Reviewed by James A. Anderson
With the recent proliferation of Web-based secondary materials and primary source databases pertaining to Asian Studies, both researchers and instructors are now freer than ever to seek out information online. But, do these resources alone make one a more savvy consumer of this cornucopia of information on Asia? I would suggest that the opposite may be the case, particularly when we ask our students to do the searching. Raw data without contextual information can lead to ambivalent or misinformed conclusions. Moreover, the easy availability of primary source materials used to fuel research do not always serve the needs of educators, who may be lecturing on certain matters outside their areas of expertise, and therefore would benefit from the guidance and discernment of colleagues working in these other fields. As a promising solution to online “information overload” in Asian Studies, I would offer Columbia University’s Web site Asia for Educators (AFE), which draws on the expertise of researchers from various fields of Asian studies to provide detailed evidence and context for a wide range of topics covered in classrooms from secondary through post-graduate levels of instruction.
The overall layout of the AFE site is clear and easily navigable. I quickly intuited the site’s basic contents through its short headings and associated images. Digging deeper into its contents, I also realized that some elements of the site were still “works in progress.” Several links to lesson plans and central themes, for example, led to incomplete pages. However, the strength of the site as a teaching tool and as a source of information and structure for the development of new courses quickly becomes clear. From the array of lesson plans, timelines, and the currently featured course modules for a range of themes in Chinese history, the arrangement of the material linked to this Web site makes it easy for an instructor to conduct properly focused searches for information. When it comes to my own teaching, I find many applications for the material in this Web site. I now require that students in my large “East Asia to 1800” lecture survey class make frequent use of the timelines and featured modules on Chinese history and East Asian geography. I know that I will find the “Special Topic Guide” materials on the Silk Road to be particularly useful in my Silk Road survey course. Although I have in past courses created links to many of the Web-based sites referenced here, I found these materials to be conveniently arranged “one-stop shopping” for Silk Road images.
In terms of Web design, the site’s compilers have handled the matter of historical periodization adroitly. At the top of the main Web page one finds a section titled “Resources Organized by World History Time Period,” useful for both instructors of world history and teachers designing regional Asian courses. Click on the link “4000 to 1000 BCE: Early Civilizations and the Emergence of Pastoral Peoples,” and one is taken to a single site for East Asia, Southeast Asia, and South Asia in this period. Here, the instructor can take a regional “snapshot” for a specific moment in history and comment on similarities and differences across Asia’s earliest centers of human settlement. For example, through this combined timeline I discovered a good deal more about the early Indus Valley than I have ever incorporated in my lectures, and I intend to pursue such regional comparisons in the future with the use of this combined timeline and its links.
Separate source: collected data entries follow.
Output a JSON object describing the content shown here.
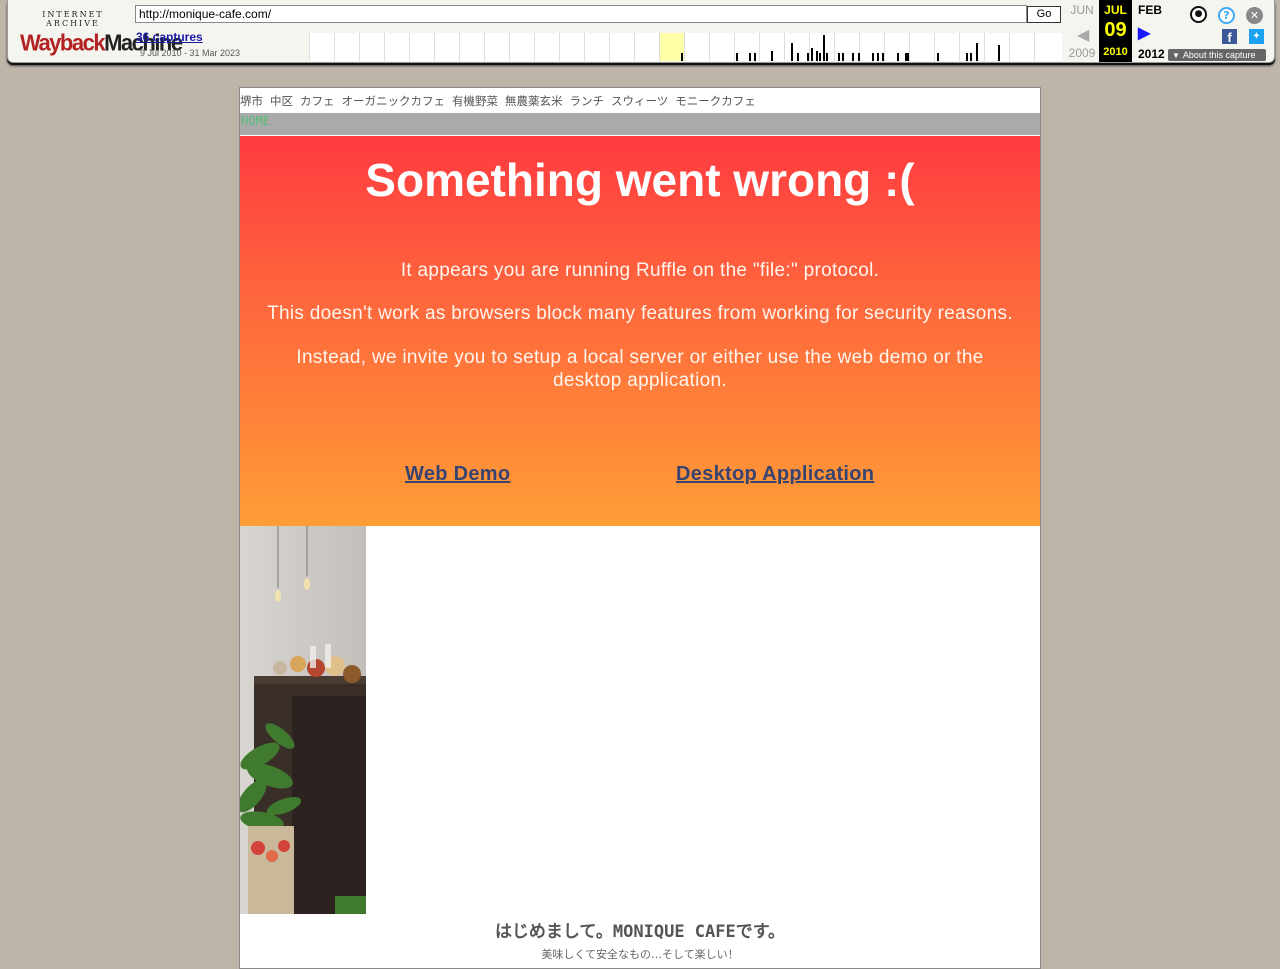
{
  "toolbar": {
    "logo_top": "INTERNET ARCHIVE",
    "logo_wayback": "Wayback",
    "logo_machine": "Machine",
    "url": "http://monique-cafe.com/",
    "go_label": "Go",
    "captures_label": "36 captures",
    "date_range": "9 Jul 2010 - 31 Mar 2023",
    "prev": {
      "month": "JUN",
      "year": "2009"
    },
    "current": {
      "month": "JUL",
      "day": "09",
      "year": "2010"
    },
    "next": {
      "month": "FEB",
      "year": "2012"
    },
    "about_label": "About this capture",
    "icons": {
      "user": "user-icon",
      "help": "help-icon",
      "close": "close-icon",
      "facebook": "facebook-icon",
      "twitter": "twitter-icon"
    },
    "colors": {
      "current_bg": "#000000",
      "current_fg": "#ffff00",
      "next_arrow": "#1a1aff"
    }
  },
  "site": {
    "keywords": [
      "堺市",
      "中区",
      "カフェ",
      "オーガニックカフェ",
      "有機野菜",
      "無農薬玄米",
      "ランチ",
      "スウィーツ",
      "モニークカフェ"
    ],
    "nav_home": "HOME",
    "welcome": "はじめまして。MONIQUE CAFEです。",
    "tagline": "美味しくて安全なもの…そして楽しい！"
  },
  "ruffle": {
    "title": "Something went wrong :(",
    "msg1": "It appears you are running Ruffle on the \"file:\" protocol.",
    "msg2": "This doesn't work as browsers block many features from working for security reasons.",
    "msg3": "Instead, we invite you to setup a local server or either use the web demo or the desktop application.",
    "link_demo": "Web Demo",
    "link_desktop": "Desktop Application"
  }
}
When accessing the individual country timelines separately, mustard-colored links provide more information about the four areas of Asia profiled on the site. The main Chinese timeline, when used in tandem with the auxiliary timelines for particular periods, is also very useful. Appended to the Chinese timeline, I’m certain that students will enjoy the mnemonic “Dynasties Song,” set to the melody of “Frère Jacques” if they wish to commit to memory the traditional periodization of Chinese history, the dynastic orders of Imperial China. I have a few changes to recommend regarding the individual country timelines. In the timeline for Vietnamese history, while most of the Chinese language terms are rendered in pinyin Romanization, the toponym for ancient northern Việt Nam is written as “Chiao Chih,” rather than Jiaozhi. This small change would make this otherwise extremely useful timeline wholly consistent. Moreover, the otherwise very clear Korean timeline could contain a bit more detail to better distinguish each historical period, but this is a small matter.
Considering the Web site as a whole, I have a few more miscellaneous changes to suggest. In the Elementary Level Resources section, I clicked on the link to a video demonstrating the use of chopsticks, but the video did not open properly in my browser, which is a common problem faced in using software across operating systems. Not being a technical guru myself, I cannot usefully suggest how one might avoid such glitches. In the section on Korea entitled “East Asia in Geographic Perspective,” some of the links to original sites are broken. This change in linked materials is inevitable, but perhaps more frequent link checks by the Web-masters would help to keep these materials current.
Providing all of this information in a single Web site is quite an achievement. I applaud the efforts of the AFE developers and all of the contributors for the creation of an excellent resource for use across a board range of topics in Asian Studies. Among the “Related Links” at the foot of the main page, I found information about travel, school exchanges, and even hosting teachers from abroad to be informative and even inspiring. Beyond its usefulness in the classroom, this site could be used to plan for other cultural activities on campus, and even for collaboration with Asian institutions to exchange teachers and foster institutional links for the benefit of students and faculty alike. In this way, the Web site furthers the goal of internationalizing education in an interconnected world.